If I were going to make some parts that were going to be couplers, rather than threading the pen material itself, what would be the preferred material, or what combination of materials, i.e. would one be plastic, and one metal?  or both a type of plastic or nylon?  

John


----------



## workinforwood (Oct 15, 2009)

I would go for metal pen threads and a plastic/nylon sleeve in the cap section.  This way the metal on the pen looks good and matches the nib section and the plastic in the cap gives you a smooth soft feel and tight fit.


----------



## Kaspar (Oct 15, 2009)

workinforwood said:


> I would go for metal pen threads and a plastic/nylon sleeve in the cap section.  This way the metal on the pen looks good and matches the nib section and the plastic in the cap gives you a smooth soft feel and tight fit.
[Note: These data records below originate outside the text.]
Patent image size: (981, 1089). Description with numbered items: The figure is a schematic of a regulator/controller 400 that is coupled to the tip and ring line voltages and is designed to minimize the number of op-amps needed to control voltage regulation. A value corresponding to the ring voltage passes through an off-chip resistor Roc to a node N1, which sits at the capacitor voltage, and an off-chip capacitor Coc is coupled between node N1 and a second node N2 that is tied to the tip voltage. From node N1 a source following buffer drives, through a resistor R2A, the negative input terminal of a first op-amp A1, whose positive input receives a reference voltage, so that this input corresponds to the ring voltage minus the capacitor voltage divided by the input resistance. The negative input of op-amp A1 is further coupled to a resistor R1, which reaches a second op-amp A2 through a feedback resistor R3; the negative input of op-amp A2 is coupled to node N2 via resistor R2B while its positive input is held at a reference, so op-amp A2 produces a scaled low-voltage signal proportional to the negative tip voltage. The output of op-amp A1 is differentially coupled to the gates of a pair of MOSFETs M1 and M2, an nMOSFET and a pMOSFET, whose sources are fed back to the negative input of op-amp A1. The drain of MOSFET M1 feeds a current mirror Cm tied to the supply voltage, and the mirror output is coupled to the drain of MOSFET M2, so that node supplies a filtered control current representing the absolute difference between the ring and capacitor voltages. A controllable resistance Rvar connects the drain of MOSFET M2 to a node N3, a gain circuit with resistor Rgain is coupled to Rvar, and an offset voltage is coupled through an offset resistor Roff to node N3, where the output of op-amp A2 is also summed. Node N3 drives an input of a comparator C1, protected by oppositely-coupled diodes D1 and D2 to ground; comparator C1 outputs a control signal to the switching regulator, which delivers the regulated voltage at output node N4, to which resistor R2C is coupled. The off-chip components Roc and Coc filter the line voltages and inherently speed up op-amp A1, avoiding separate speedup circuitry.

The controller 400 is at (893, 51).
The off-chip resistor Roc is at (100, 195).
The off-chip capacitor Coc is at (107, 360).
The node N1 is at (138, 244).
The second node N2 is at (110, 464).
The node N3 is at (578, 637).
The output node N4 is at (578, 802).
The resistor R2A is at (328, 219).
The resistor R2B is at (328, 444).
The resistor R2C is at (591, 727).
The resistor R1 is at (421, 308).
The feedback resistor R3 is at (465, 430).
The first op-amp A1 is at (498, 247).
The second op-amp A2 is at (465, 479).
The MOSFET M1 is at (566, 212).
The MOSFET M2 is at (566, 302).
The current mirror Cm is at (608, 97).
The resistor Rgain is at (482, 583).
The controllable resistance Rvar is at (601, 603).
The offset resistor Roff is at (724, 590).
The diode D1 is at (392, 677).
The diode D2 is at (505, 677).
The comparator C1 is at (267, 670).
Also, the soft plastic won't scratch up the  nib as you open and close the pen.


----------



## GouletPens (Oct 15, 2009)

What everyone else says....now that I think about it every 'kit' pen I can think of uses metal threads for the nib and plastic for the cap (or a few use plastic on both....).


----------



## bitshird (Oct 16, 2009)

GouletPens said:


> What everyone else says....now that I think about it every 'kit' pen I can think of uses metal threads for the nib and plastic for the cap (or a few use plastic on both....).



Brian the junk Americana flat tops don't and the grip and the nibs get scratched up quite a bit.


----------



## DurocShark (Oct 18, 2009)

My Jr Gents all have metal/metal.


----------



## bitshird (Oct 18, 2009)

IF I remember right so do Barons and Sedonas, but I cant remember for sure wht I had for breakfast two hours ago


----------